Through a combination of travel, therapy, introspection, and art, SARK managed to transcend that early abuse and the self-destruction it inspired. Admitting that she still works on overcoming her inner (and sometimes, outer) "angry victim," SARK shares a list of her favorite healing places: the ocean, the woods, gardens, tops of hills, the bathtub; offers a collection of ways to forgive; highlights the ways women have been socialized into unhealthy relationships with money and earning money; offers advice on how to form abundance-driven money mindsets instead; and encourages women to explore "radical self-acceptance" — of their bodies, minds, emotions, desires, sexuality, and more. She makes self-help, very often, feel like play — the kind of play that’ll change your life and heal your soul.
Succulent Wild Woman directs readers to SARK’s other work — in particular, her book Inspiration Sandwich, which shares more of her personal history alongside 43 different SARK-approved ways to awaken your creative self. In it, she reminds readers not to underestimate the power of having a diverse community of authentic people by your side. She encourages readers to keep an eye out for “magical moments” — those tiny, everyday occurrences that could turn your whole mood around if you just paid close enough attention. She invites you to read the book, as she does all her books, forwards, backwards, inside-out, at-random, and — if you’re so inclined — to eat it. (I’d echo all but the latter.)

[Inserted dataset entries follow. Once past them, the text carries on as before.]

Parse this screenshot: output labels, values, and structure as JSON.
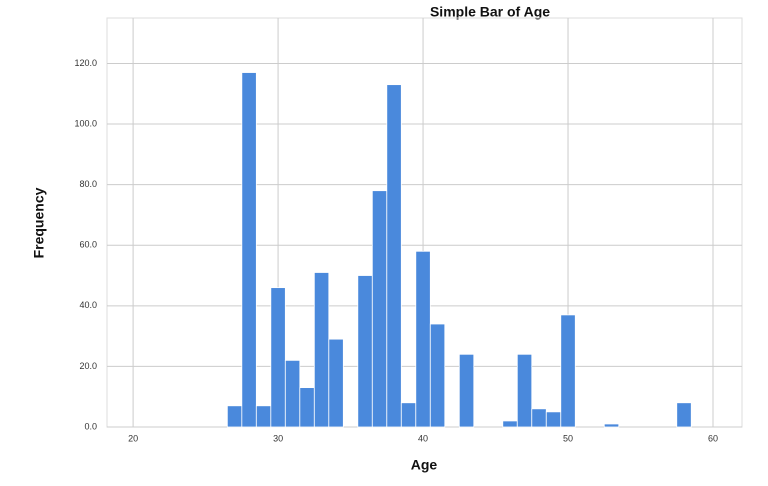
{
  "chart_data": {
    "type": "bar",
    "title": "Simple Bar of Age",
    "x_label": "Age",
    "y_label": "Frequency",
    "x": [
      27,
      28,
      29,
      30,
      31,
      32,
      33,
      34,
      36,
      37,
      38,
      39,
      40,
      41,
      43,
      46,
      47,
      48,
      49,
      50,
      53,
      58
    ],
    "values": [
      7,
      117,
      7,
      46,
      22,
      13,
      51,
      29,
      50,
      78,
      113,
      8,
      58,
      34,
      24,
      2,
      24,
      6,
      5,
      37,
      1,
      8
    ],
    "color": "#4a89dc",
    "xlim": [
      18.2,
      62
    ],
    "xticks": [
      20,
      30,
      40,
      50,
      60
    ],
    "ylim": [
      0,
      135
    ],
    "yticks": [
      {
        "value": 0,
        "label": "0.0"
      },
      {
        "value": 20,
        "label": "20.0"
      },
      {
        "value": 40,
        "label": "40.0"
      },
      {
        "value": 60,
        "label": "60.0"
      },
      {
        "value": 80,
        "label": "80.0"
      },
      {
        "value": 100,
        "label": "100.0"
      },
      {
        "value": 120,
        "label": "120.0"
      }
    ],
    "grid": true
  }
}
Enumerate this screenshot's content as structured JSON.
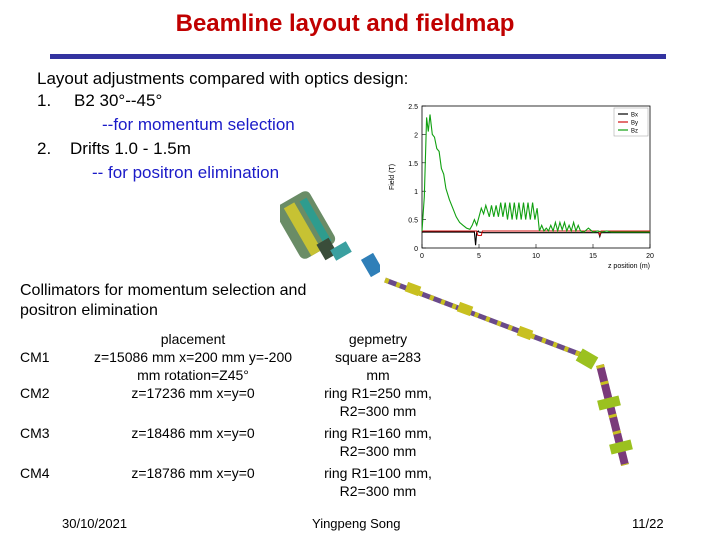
{
  "title": "Beamline layout and fieldmap",
  "intro": "Layout adjustments compared with optics design:",
  "items": [
    {
      "num": "1.",
      "text": "B2 30°--45°",
      "sub": "--for momentum selection"
    },
    {
      "num": "2.",
      "text": "Drifts 1.0 - 1.5m",
      "sub": "-- for positron elimination"
    }
  ],
  "collimators_title": [
    "Collimators for momentum selection and",
    "positron elimination"
  ],
  "table": {
    "headers": [
      "placement",
      "gepmetry"
    ],
    "rows": [
      {
        "name": "CM1",
        "placement": [
          "z=15086 mm x=200 mm y=-200",
          "mm rotation=Z45°"
        ],
        "geometry": [
          "square a=283",
          "mm"
        ]
      },
      {
        "name": "CM2",
        "placement": [
          "z=17236 mm x=y=0"
        ],
        "geometry": [
          "ring R1=250 mm,",
          "R2=300 mm"
        ]
      },
      {
        "name": "CM3",
        "placement": [
          "z=18486 mm x=y=0"
        ],
        "geometry": [
          "ring R1=160 mm,",
          "R2=300 mm"
        ]
      },
      {
        "name": "CM4",
        "placement": [
          "z=18786 mm x=y=0"
        ],
        "geometry": [
          "ring R1=100 mm,",
          "R2=300 mm"
        ]
      }
    ]
  },
  "footer": {
    "date": "30/10/2021",
    "author": "Yingpeng Song",
    "page": "11/22"
  },
  "colors": {
    "title": "#c00000",
    "rule": "#3333a0",
    "blue_text": "#1a1ac8",
    "bx": "#000000",
    "by": "#d01010",
    "bz": "#10a010"
  },
  "chart_data": {
    "type": "line",
    "xlabel": "z position (m)",
    "ylabel": "Field (T)",
    "xlim": [
      0,
      20
    ],
    "ylim": [
      0,
      2.5
    ],
    "xticks": [
      "0",
      "5",
      "10",
      "15",
      "20"
    ],
    "yticks": [
      "0",
      "0.5",
      "1",
      "1.5",
      "2",
      "2.5"
    ],
    "legend": [
      "Bx",
      "By",
      "Bz"
    ],
    "legend_position": "top-right",
    "series": [
      {
        "name": "Bx",
        "x": [
          0,
          4.6,
          4.7,
          4.8,
          4.95,
          5.0,
          5.4,
          6,
          10,
          14,
          15.5,
          15.6,
          15.7,
          17,
          20
        ],
        "y": [
          0.28,
          0.28,
          0.05,
          0.28,
          0.3,
          0.28,
          0.27,
          0.27,
          0.27,
          0.27,
          0.27,
          0.2,
          0.27,
          0.27,
          0.27
        ]
      },
      {
        "name": "By",
        "x": [
          0,
          4.8,
          4.9,
          5.2,
          5.3,
          6,
          10,
          15,
          15.5,
          15.6,
          15.7,
          17,
          20
        ],
        "y": [
          0.3,
          0.3,
          0.22,
          0.22,
          0.3,
          0.3,
          0.3,
          0.3,
          0.3,
          0.22,
          0.3,
          0.3,
          0.3
        ]
      },
      {
        "name": "Bz",
        "x": [
          0,
          0.2,
          0.4,
          0.55,
          0.7,
          0.9,
          1.1,
          1.3,
          1.5,
          1.7,
          1.9,
          2.1,
          2.4,
          2.7,
          3.0,
          3.3,
          3.6,
          3.9,
          4.2,
          4.4,
          4.6,
          4.8,
          5.0,
          5.2,
          5.4,
          5.6,
          5.9,
          6.1,
          6.3,
          6.5,
          6.7,
          6.9,
          7.1,
          7.3,
          7.5,
          7.7,
          7.9,
          8.1,
          8.3,
          8.5,
          8.7,
          8.9,
          9.1,
          9.3,
          9.5,
          9.7,
          9.9,
          10.1,
          10.3,
          10.5,
          10.7,
          10.9,
          11.1,
          11.3,
          11.5,
          11.7,
          11.9,
          12.1,
          12.3,
          12.5,
          12.7,
          12.9,
          13.1,
          13.3,
          13.5,
          13.7,
          13.9,
          14.2,
          14.6,
          15.0,
          15.4,
          15.8,
          16.2,
          16.6,
          17.0,
          17.4,
          17.8,
          18.2,
          18.6,
          19.0,
          19.4,
          19.8,
          20
        ],
        "y": [
          0.3,
          0.9,
          2.3,
          2.05,
          2.35,
          2.0,
          1.95,
          1.75,
          1.7,
          1.4,
          1.3,
          1.05,
          0.85,
          0.7,
          0.55,
          0.45,
          0.4,
          0.35,
          0.33,
          0.4,
          0.5,
          0.4,
          0.55,
          0.7,
          0.6,
          0.75,
          0.55,
          0.75,
          0.55,
          0.75,
          0.55,
          0.8,
          0.55,
          0.8,
          0.5,
          0.8,
          0.5,
          0.8,
          0.5,
          0.8,
          0.5,
          0.8,
          0.5,
          0.8,
          0.5,
          0.8,
          0.5,
          0.7,
          0.3,
          0.4,
          0.3,
          0.35,
          0.3,
          0.4,
          0.3,
          0.45,
          0.3,
          0.45,
          0.32,
          0.45,
          0.3,
          0.4,
          0.3,
          0.45,
          0.3,
          0.4,
          0.3,
          0.28,
          0.35,
          0.28,
          0.3,
          0.28,
          0.3,
          0.28,
          0.28,
          0.28,
          0.28,
          0.28,
          0.28,
          0.28,
          0.28,
          0.28,
          0.28
        ]
      }
    ]
  }
}
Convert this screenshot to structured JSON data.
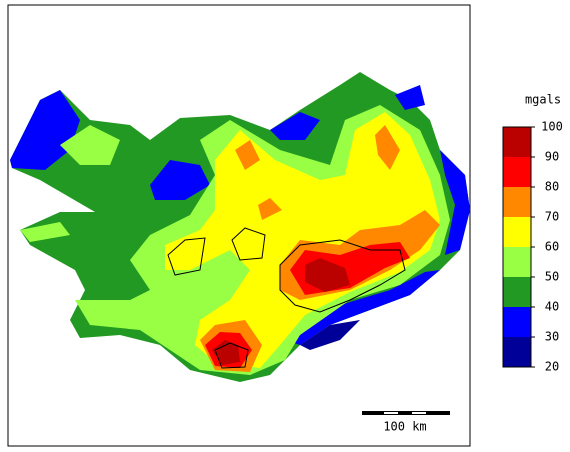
{
  "legend": {
    "unit": "mgals",
    "bins": [
      20,
      30,
      40,
      50,
      60,
      70,
      80,
      90,
      100
    ],
    "colors": [
      "#000099",
      "#0000ff",
      "#229922",
      "#99ff44",
      "#ffff00",
      "#ff8800",
      "#ff0000",
      "#bb0000"
    ]
  },
  "scale_bar": {
    "label": "100 km"
  }
}
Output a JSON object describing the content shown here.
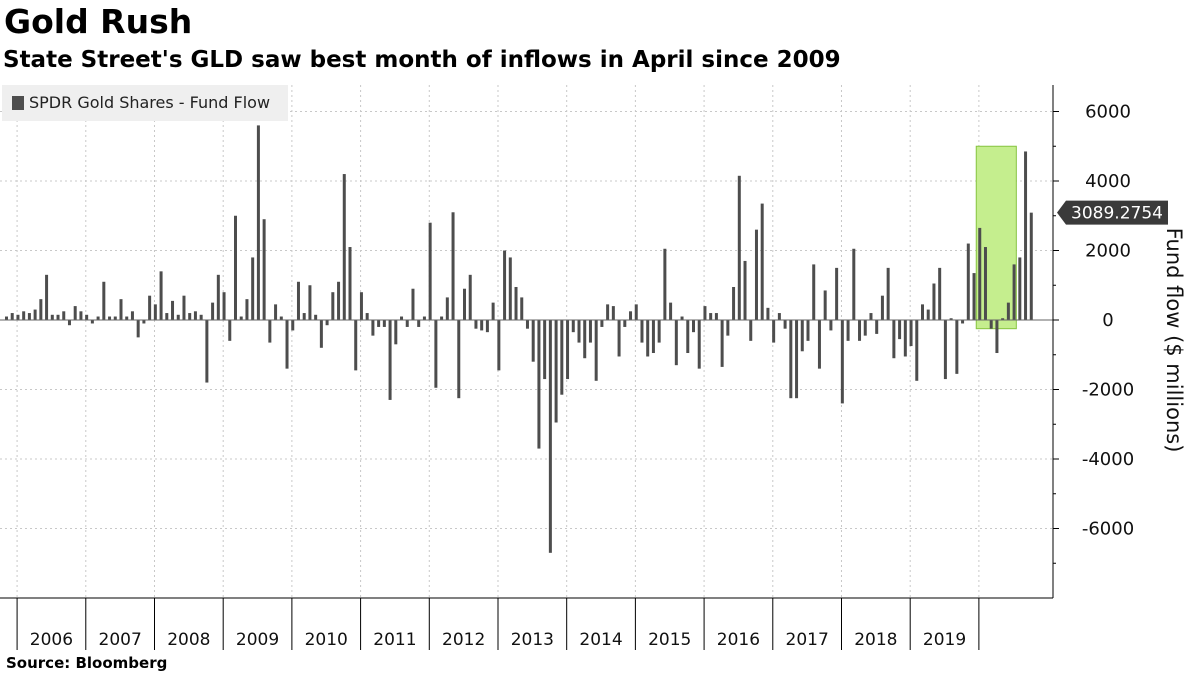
{
  "title": "Gold Rush",
  "subtitle": "State Street's GLD saw best month of inflows in April since 2009",
  "source": "Source:  Bloomberg",
  "colors": {
    "bar": "#4d4d4d",
    "highlight_fill": "#c5ee8e",
    "highlight_stroke": "#86c440",
    "grid": "#c8c8c8",
    "callout": "#3a3a3a"
  },
  "chart_data": {
    "type": "bar",
    "title": "Gold Rush",
    "subtitle": "State Street's GLD saw best month of inflows in April since 2009",
    "ylabel": "Fund flow ($ millions)",
    "xlabel": "",
    "legend": [
      "SPDR Gold Shares - Fund Flow"
    ],
    "legend_position": "top-left",
    "ylim": [
      -8300,
      6900
    ],
    "yticks": [
      6000,
      4000,
      2000,
      0,
      -2000,
      -4000,
      -6000
    ],
    "ytick_labels": [
      "6000",
      "4000",
      "2000",
      "0",
      "-2000",
      "-4000",
      "-6000"
    ],
    "x_start": "2005-11",
    "x_end_months": 174,
    "year_labels": [
      "2006",
      "2007",
      "2008",
      "2009",
      "2010",
      "2011",
      "2012",
      "2013",
      "2014",
      "2015",
      "2016",
      "2017",
      "2018",
      "2019"
    ],
    "callout_label": "3089.2754",
    "callout_value": 3089.2754,
    "highlight": {
      "from_month": 170,
      "to_month": 177,
      "ymin": -250,
      "ymax": 5000
    },
    "series": [
      {
        "name": "SPDR Gold Shares - Fund Flow",
        "values": [
          100,
          200,
          150,
          250,
          200,
          300,
          600,
          1300,
          150,
          150,
          250,
          -150,
          400,
          250,
          150,
          -100,
          100,
          1100,
          100,
          100,
          600,
          100,
          250,
          -500,
          -100,
          700,
          450,
          1400,
          200,
          550,
          150,
          700,
          200,
          250,
          150,
          -1800,
          500,
          1300,
          800,
          -600,
          3000,
          100,
          600,
          1800,
          5600,
          2900,
          -650,
          450,
          100,
          -1400,
          -300,
          1100,
          200,
          1000,
          150,
          -800,
          -150,
          800,
          1100,
          4200,
          2100,
          -1450,
          800,
          200,
          -450,
          -200,
          -200,
          -2300,
          -700,
          100,
          -200,
          900,
          -200,
          100,
          2800,
          -1950,
          100,
          650,
          3100,
          -2250,
          900,
          1300,
          -250,
          -300,
          -350,
          500,
          -1450,
          2000,
          1800,
          950,
          650,
          -250,
          -1200,
          -3700,
          -1700,
          -6700,
          -2950,
          -2150,
          -1700,
          -350,
          -650,
          -1100,
          -650,
          -1750,
          -200,
          450,
          400,
          -1050,
          -200,
          250,
          450,
          -650,
          -1050,
          -950,
          -650,
          2050,
          500,
          -1300,
          100,
          -950,
          -350,
          -1400,
          400,
          200,
          200,
          -1350,
          -450,
          950,
          4150,
          1700,
          -600,
          2600,
          3350,
          350,
          -650,
          200,
          -250,
          -2250,
          -2250,
          -900,
          -600,
          1600,
          -1400,
          850,
          -300,
          1500,
          -2400,
          -600,
          2050,
          -600,
          -450,
          200,
          -400,
          700,
          1500,
          -1100,
          -550,
          -1050,
          -750,
          -1750,
          450,
          300,
          1050,
          1500,
          -1700,
          50,
          -1550,
          -100,
          2200,
          1350,
          2650,
          2100,
          -250,
          -950,
          50,
          500,
          1600,
          1800,
          4850,
          3089.2754
        ]
      }
    ]
  }
}
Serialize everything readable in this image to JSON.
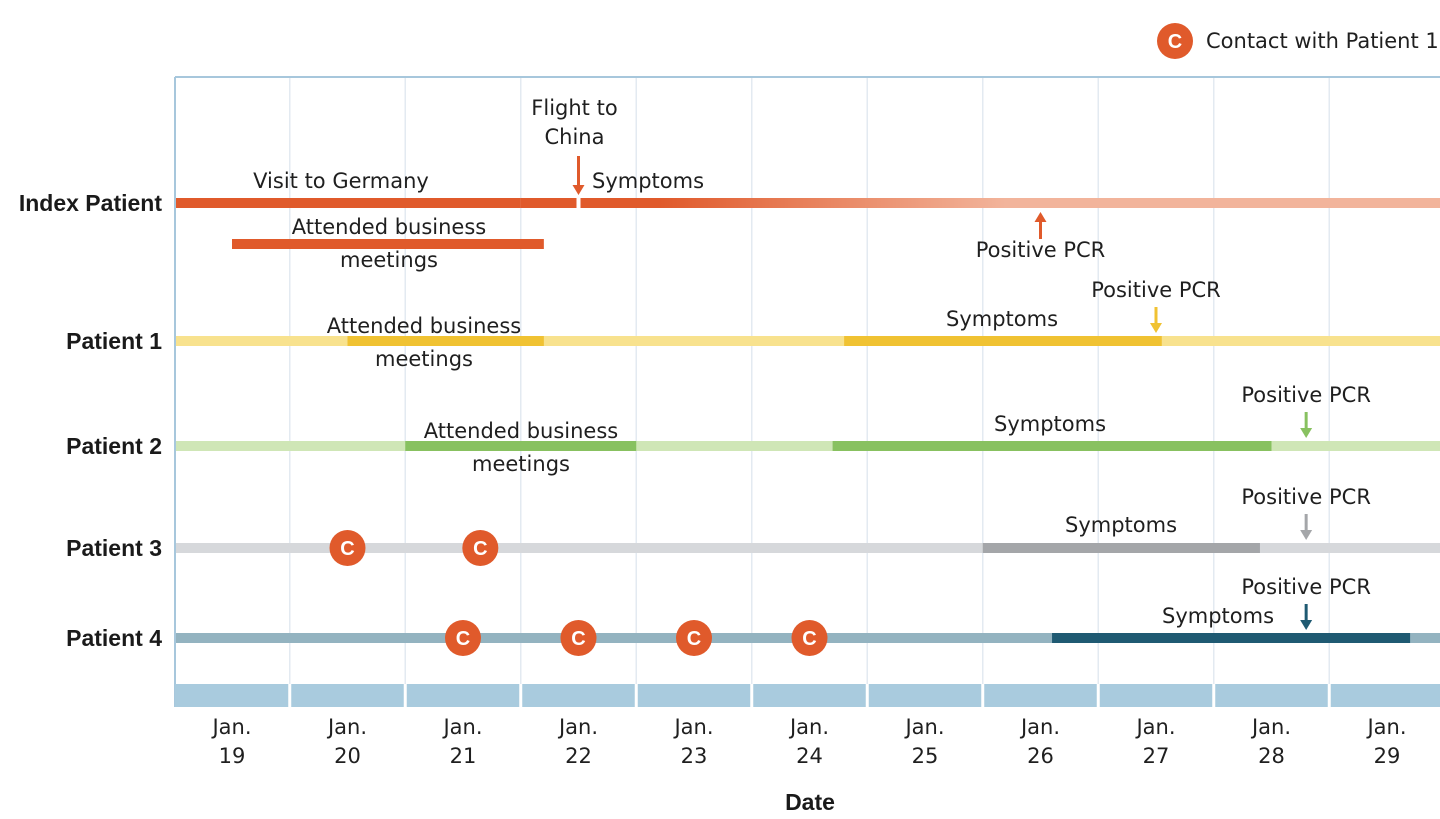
{
  "legend": {
    "marker": "C",
    "label": "Contact with Patient 1"
  },
  "x_axis": {
    "title": "Date",
    "ticks": [
      {
        "month": "Jan.",
        "day": "19"
      },
      {
        "month": "Jan.",
        "day": "20"
      },
      {
        "month": "Jan.",
        "day": "21"
      },
      {
        "month": "Jan.",
        "day": "22"
      },
      {
        "month": "Jan.",
        "day": "23"
      },
      {
        "month": "Jan.",
        "day": "24"
      },
      {
        "month": "Jan.",
        "day": "25"
      },
      {
        "month": "Jan.",
        "day": "26"
      },
      {
        "month": "Jan.",
        "day": "27"
      },
      {
        "month": "Jan.",
        "day": "28"
      },
      {
        "month": "Jan.",
        "day": "29"
      }
    ]
  },
  "colors": {
    "index_dark": "#e05a2b",
    "index_light": "#f2b49b",
    "p1_dark": "#f0c232",
    "p1_light": "#f8e28e",
    "p2_dark": "#88c160",
    "p2_light": "#cfe6b6",
    "p3_dark": "#a4a6a9",
    "p3_light": "#d6d8db",
    "p4_dark": "#1f5a72",
    "p4_light": "#93b3c0",
    "contact": "#e05a2b",
    "axis_band": "#a9cbde",
    "grid": "#e3eaf1",
    "frame": "#a7c7dc"
  },
  "rows": [
    {
      "id": "index",
      "label": "Index Patient",
      "line_color": "#f2b49b",
      "segments": [
        {
          "start": 18.5,
          "end": 21.5,
          "color": "#e05a2b",
          "label_lines": [
            "Visit to Germany"
          ]
        },
        {
          "start": 21.5,
          "end": 28.5,
          "color": "#e05a2b",
          "fade_to": "#f2b49b",
          "fade_from": 22.7,
          "fade_until": 25.7,
          "label_lines": [
            "Symptoms"
          ]
        }
      ],
      "sub_segments": [
        {
          "start": 19.0,
          "end": 21.7,
          "color": "#e05a2b",
          "label_lines": [
            "Attended business",
            "meetings"
          ]
        }
      ],
      "markers": [
        {
          "date": 22.0,
          "direction": "down",
          "color": "#e05a2b",
          "label_lines": [
            "Flight to",
            "China"
          ]
        },
        {
          "date": 26.0,
          "direction": "up",
          "color": "#e05a2b",
          "label_lines": [
            "Positive PCR"
          ]
        }
      ],
      "contacts": []
    },
    {
      "id": "patient1",
      "label": "Patient 1",
      "line_color": "#f8e28e",
      "segments": [
        {
          "start": 20.0,
          "end": 21.7,
          "color": "#f0c232",
          "label_lines": [
            "Attended business",
            "meetings"
          ]
        },
        {
          "start": 24.3,
          "end": 27.05,
          "color": "#f0c232",
          "label_lines": [
            "Symptoms"
          ]
        }
      ],
      "markers": [
        {
          "date": 27.0,
          "direction": "down",
          "color": "#f0c232",
          "label_lines": [
            "Positive PCR"
          ]
        }
      ],
      "contacts": []
    },
    {
      "id": "patient2",
      "label": "Patient 2",
      "line_color": "#cfe6b6",
      "segments": [
        {
          "start": 20.5,
          "end": 22.5,
          "color": "#88c160",
          "label_lines": [
            "Attended business",
            "meetings"
          ]
        },
        {
          "start": 24.2,
          "end": 28.0,
          "color": "#88c160",
          "label_lines": [
            "Symptoms"
          ]
        }
      ],
      "markers": [
        {
          "date": 28.3,
          "direction": "down",
          "color": "#88c160",
          "label_lines": [
            "Positive PCR"
          ]
        }
      ],
      "contacts": []
    },
    {
      "id": "patient3",
      "label": "Patient 3",
      "line_color": "#d6d8db",
      "segments": [
        {
          "start": 25.5,
          "end": 27.9,
          "color": "#a4a6a9",
          "label_lines": [
            "Symptoms"
          ]
        }
      ],
      "markers": [
        {
          "date": 28.3,
          "direction": "down",
          "color": "#a4a6a9",
          "label_lines": [
            "Positive PCR"
          ]
        }
      ],
      "contacts": [
        20.0,
        21.15
      ]
    },
    {
      "id": "patient4",
      "label": "Patient 4",
      "line_color": "#93b3c0",
      "segments": [
        {
          "start": 26.1,
          "end": 29.2,
          "color": "#1f5a72",
          "label_lines": [
            "Symptoms"
          ]
        }
      ],
      "markers": [
        {
          "date": 28.3,
          "direction": "down",
          "color": "#1f5a72",
          "label_lines": [
            "Positive PCR"
          ]
        }
      ],
      "contacts": [
        21.0,
        22.0,
        23.0,
        24.0
      ]
    }
  ]
}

The freedom with which SARK creates her work is contagious — because she is so free, wild, and authentic with you, she opens the door for you to be free, wild, and authentic with yourself. Unlike typical self-help books, with their data and their formulaic approach to self-healing, SARK leads by example: rather than telling you how to heal from an academically-approved distance, she’s extending a hand and inviting you along for a ride. Reading SARK is like reading the diary of that big sister who came of age just before you did: it’s real, raw, a little fun and flirty, and will make you feel a whole lot less alone, no matter what you might be going through. And it just might inspire you to breakout some watercolors, too.